Weitere Informationen zur Optimierung des Starts
Bei der Recherche von englischen Quellen erscheinen einige weniger konventionelle Strategien zur Beschleunigung des Starts:
- Auswirkungen von SSDs: Auf PCs mit modernen NVMe-SSDs sind die Auswirkungen der Programme beim Start weniger deutlich im Vergleich zu alten mechanischen Festplatten (HDD), da die Lesegeschwindigkeit erheblich höher ist. Allerdings bleibt der RAM- und CPU-Verbrauch unverändert.
- BIOS-Zeit: Im Start-Reiter des Task-Managers wird die "Letzte BIOS-Zeigzeit" angezeigt. Wenn dieser Wert 15-20 Sekunden überschreitet, liegt das Problem im Motherboard oder an angeschlossenen USB-Geräten, nicht in Windows.
- Fast Startup: Windows verwendet eine hybride Ruhezustandstechnik, um schnell zu starten. Wenn der PC paradoxerweise beim Einschalten langsam oder instabil ist, kann es hilfreich sein, diese Funktion im Kontrollpanel (Energieoptionen) zu deaktivieren, um einen sauberen Start zu erzwingen und Treiberkonflikte zu lösen.
- Software für RGB-Geräte: Suiten wie iCue, Synapse oder G Hub sind bekanntlich ressourcenintensiv. Wenn Sie keine komplexen Makros oder synchronisierten Lichteffekte beim Start des PCs benötigen, kann das Entfernen dieser Programme aus dem Autostart Hunderte von MB Speicher freigeben.

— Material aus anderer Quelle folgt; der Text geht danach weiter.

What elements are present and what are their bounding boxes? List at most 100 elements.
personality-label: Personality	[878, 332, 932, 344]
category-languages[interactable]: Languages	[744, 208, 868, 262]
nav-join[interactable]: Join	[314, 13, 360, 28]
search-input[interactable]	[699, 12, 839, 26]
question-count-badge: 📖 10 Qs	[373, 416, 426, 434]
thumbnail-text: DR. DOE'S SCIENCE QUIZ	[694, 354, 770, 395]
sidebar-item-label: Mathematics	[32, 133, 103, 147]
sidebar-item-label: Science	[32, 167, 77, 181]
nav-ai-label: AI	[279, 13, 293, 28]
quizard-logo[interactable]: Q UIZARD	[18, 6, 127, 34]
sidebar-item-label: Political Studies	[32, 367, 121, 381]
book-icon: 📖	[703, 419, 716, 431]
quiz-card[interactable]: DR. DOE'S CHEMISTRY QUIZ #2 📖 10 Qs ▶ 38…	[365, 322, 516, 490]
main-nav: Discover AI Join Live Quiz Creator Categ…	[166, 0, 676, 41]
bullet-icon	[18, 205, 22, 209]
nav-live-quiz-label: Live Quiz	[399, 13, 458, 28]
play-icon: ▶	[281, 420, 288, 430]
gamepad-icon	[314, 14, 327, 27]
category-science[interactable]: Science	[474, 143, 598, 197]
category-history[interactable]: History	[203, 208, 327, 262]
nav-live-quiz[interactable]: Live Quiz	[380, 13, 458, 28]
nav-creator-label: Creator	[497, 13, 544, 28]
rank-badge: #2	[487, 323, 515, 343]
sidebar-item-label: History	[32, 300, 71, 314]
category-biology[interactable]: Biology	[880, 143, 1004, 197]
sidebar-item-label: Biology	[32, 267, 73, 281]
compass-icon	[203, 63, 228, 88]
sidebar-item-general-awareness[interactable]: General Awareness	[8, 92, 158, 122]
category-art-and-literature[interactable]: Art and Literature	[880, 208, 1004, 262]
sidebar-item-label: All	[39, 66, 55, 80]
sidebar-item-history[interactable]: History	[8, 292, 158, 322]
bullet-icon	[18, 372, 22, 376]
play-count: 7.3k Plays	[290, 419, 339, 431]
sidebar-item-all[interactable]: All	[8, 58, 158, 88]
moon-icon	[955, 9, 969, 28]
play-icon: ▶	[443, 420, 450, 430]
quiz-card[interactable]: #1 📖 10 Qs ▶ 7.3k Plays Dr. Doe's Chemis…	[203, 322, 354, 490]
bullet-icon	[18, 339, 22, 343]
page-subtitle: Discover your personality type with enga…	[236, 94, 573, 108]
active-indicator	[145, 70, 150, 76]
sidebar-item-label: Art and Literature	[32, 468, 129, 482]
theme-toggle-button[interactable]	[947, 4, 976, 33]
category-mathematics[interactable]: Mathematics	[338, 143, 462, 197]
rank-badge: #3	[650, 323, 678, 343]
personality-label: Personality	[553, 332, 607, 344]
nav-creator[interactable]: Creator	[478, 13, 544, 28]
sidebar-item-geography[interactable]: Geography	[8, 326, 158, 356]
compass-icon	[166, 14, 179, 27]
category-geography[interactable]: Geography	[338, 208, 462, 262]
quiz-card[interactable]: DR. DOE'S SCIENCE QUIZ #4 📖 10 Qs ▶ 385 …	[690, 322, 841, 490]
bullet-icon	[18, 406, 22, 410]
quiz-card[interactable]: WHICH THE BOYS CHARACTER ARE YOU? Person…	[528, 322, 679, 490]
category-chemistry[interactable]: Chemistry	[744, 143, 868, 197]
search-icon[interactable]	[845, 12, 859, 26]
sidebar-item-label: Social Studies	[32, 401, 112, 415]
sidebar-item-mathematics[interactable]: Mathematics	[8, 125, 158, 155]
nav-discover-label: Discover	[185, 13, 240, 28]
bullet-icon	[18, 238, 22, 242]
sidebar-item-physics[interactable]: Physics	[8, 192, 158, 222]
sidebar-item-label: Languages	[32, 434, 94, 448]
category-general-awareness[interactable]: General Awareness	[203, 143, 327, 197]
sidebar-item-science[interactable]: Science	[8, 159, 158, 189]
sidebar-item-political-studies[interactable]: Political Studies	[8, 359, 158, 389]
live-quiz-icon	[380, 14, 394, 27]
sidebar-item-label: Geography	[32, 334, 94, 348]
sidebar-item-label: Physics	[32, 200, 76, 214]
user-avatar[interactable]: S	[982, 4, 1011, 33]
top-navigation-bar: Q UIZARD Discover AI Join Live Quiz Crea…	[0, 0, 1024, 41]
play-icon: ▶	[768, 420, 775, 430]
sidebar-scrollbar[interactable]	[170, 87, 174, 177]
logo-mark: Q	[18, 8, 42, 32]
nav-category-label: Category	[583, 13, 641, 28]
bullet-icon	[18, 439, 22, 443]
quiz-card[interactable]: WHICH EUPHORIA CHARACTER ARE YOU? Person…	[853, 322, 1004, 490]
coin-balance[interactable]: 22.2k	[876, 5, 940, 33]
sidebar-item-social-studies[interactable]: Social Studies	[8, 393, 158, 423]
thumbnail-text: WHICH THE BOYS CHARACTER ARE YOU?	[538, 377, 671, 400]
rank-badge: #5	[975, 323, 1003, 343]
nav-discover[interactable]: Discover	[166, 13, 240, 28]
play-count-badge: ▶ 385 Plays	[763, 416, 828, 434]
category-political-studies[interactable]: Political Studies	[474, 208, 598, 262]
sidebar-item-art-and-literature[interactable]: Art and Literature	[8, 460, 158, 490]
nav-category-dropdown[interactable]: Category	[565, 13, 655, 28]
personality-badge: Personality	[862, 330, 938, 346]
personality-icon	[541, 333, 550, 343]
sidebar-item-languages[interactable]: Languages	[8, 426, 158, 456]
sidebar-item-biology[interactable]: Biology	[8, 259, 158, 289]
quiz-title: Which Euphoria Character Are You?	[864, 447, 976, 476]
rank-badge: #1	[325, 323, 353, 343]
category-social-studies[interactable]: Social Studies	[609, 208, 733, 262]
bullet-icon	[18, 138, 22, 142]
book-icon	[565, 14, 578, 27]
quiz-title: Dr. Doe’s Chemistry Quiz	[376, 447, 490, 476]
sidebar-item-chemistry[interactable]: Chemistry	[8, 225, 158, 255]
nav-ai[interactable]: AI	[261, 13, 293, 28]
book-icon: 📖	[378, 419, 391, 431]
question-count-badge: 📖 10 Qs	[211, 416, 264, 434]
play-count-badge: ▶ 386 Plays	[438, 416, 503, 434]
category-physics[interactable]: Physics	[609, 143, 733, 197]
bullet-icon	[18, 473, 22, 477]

- Geplante Aufgaben überprüfen: Viele Softwareanwendungen starten über den Task Scheduler von Windows. Um dies zu überprüfen, drücken Sie Win + R, geben taskschd.msc ein und suchen nach Aufgaben, die mit nicht essenziellen Programmen verbunden sind. Es erfordert Vorsicht, diese zu deaktivieren, kann jedoch Ressourcen freigeben.
- Deaktivieren von nicht benötigten Diensten: Einige Software startet als Windows-Dienste. Durch Eingabe von...services.msc im Win+R, um auf die Liste der Dienste zuzugreifen, wo man den Start auf „Manuell“ oder „Deaktiviert“ für nicht essentielle Dienste einstellen kann.
Wenn der langsame Start nicht von Programmen abhängt
Wenn der PC nach der Optimierung des Starts weiterhin langsam ist, könnte das Problem woanders liegen. Eine herkömmliche Festplatte (HDD) ist deutlich langsamer als ein SSD, und der Umstieg auf Letzteres kann die Ladezeiten halbieren. Auch ein nicht aktualisiertes System oder eine Ansammlung von überflüssigen Dateien kann sich negativ auswirken. Ein Windows-Update sowie eine Bereinigung mit Datenträgerbereinigung (erreichbar über die Suchleiste) können hilfreich sein. Wer Malware vermutet, sollte einen Scan mit einem zuverlässigen Antivirus-Programm wie Malwarebytes durchführen.